The real question that The Times Board of Economists should ask is not what President Bush did or didn't get from the Japanese, "Getting Japan on the U.S. Bandwagon" (Jan. 5), but why he had to go there in the first place. If Bush needed the Japanese to bail out the American economy then the problem is greater than he, or most economists, admit.

The nation's economic mess is not manufactured in Japan or Western Europe, but in America. The crisis of the American economy is a structural crisis with roots that reach back to the immediate post-World War II era.

During that era, Americans enjoyed unprecedented prosperity and stability largely because the economies of Japan and Western Europe were shattered by the war. They simply did not have the economic or industrial capability to compete with American goods in the world market.

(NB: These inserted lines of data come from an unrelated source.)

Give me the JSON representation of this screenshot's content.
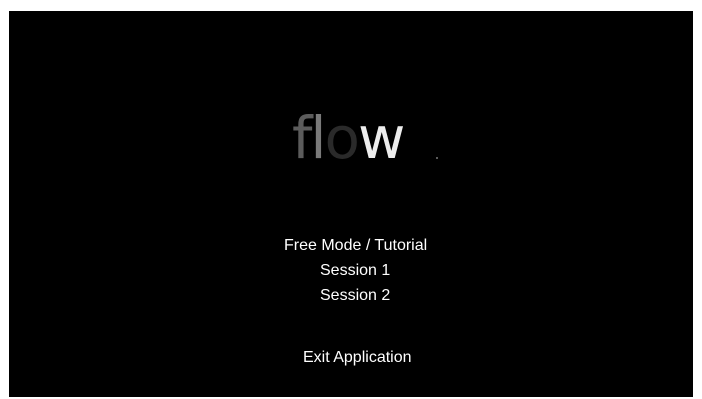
{
  "app": {
    "logo": {
      "letters": [
        "f",
        "l",
        "o",
        "w"
      ]
    }
  },
  "menu": {
    "items": [
      {
        "label": "Free Mode / Tutorial"
      },
      {
        "label": "Session 1"
      },
      {
        "label": "Session 2"
      }
    ],
    "exit_label": "Exit Application"
  },
  "colors": {
    "background": "#000000",
    "text": "#ffffff"
  }
}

Then came Vietnam. The guns and butter policy of Lyndon Johnson produced enormous deficits. The OPEC price run-ups in the 1970s brought an end to cheap energy.

Bloated military spending, irresponsible fiscal and tax policies, cuts in job and social programs, and the shrinkage of the iron, steel and auto industries during the Carter-Reagan years furthered the economic decline. The result: Real net productive investment dropped more than a quarter between 1979 and 1989, and real hourly wage and salary earnings fell nearly 10%.

Meanwhile, Japanese and German firms rebounded. They developed efficient marketing, management, technical innovation and an educated and trained work force to consistently produce higher quality goods than U.S. companies.

Their major products dominate world markets not because of their protectionist policies or the economic greed of their leaders but because they are better--and consumers know it. U.S. political and business leaders can rescue the economy from stagnation and decline only when they stop searching for foreign enemies and begin social and economic renewal at home.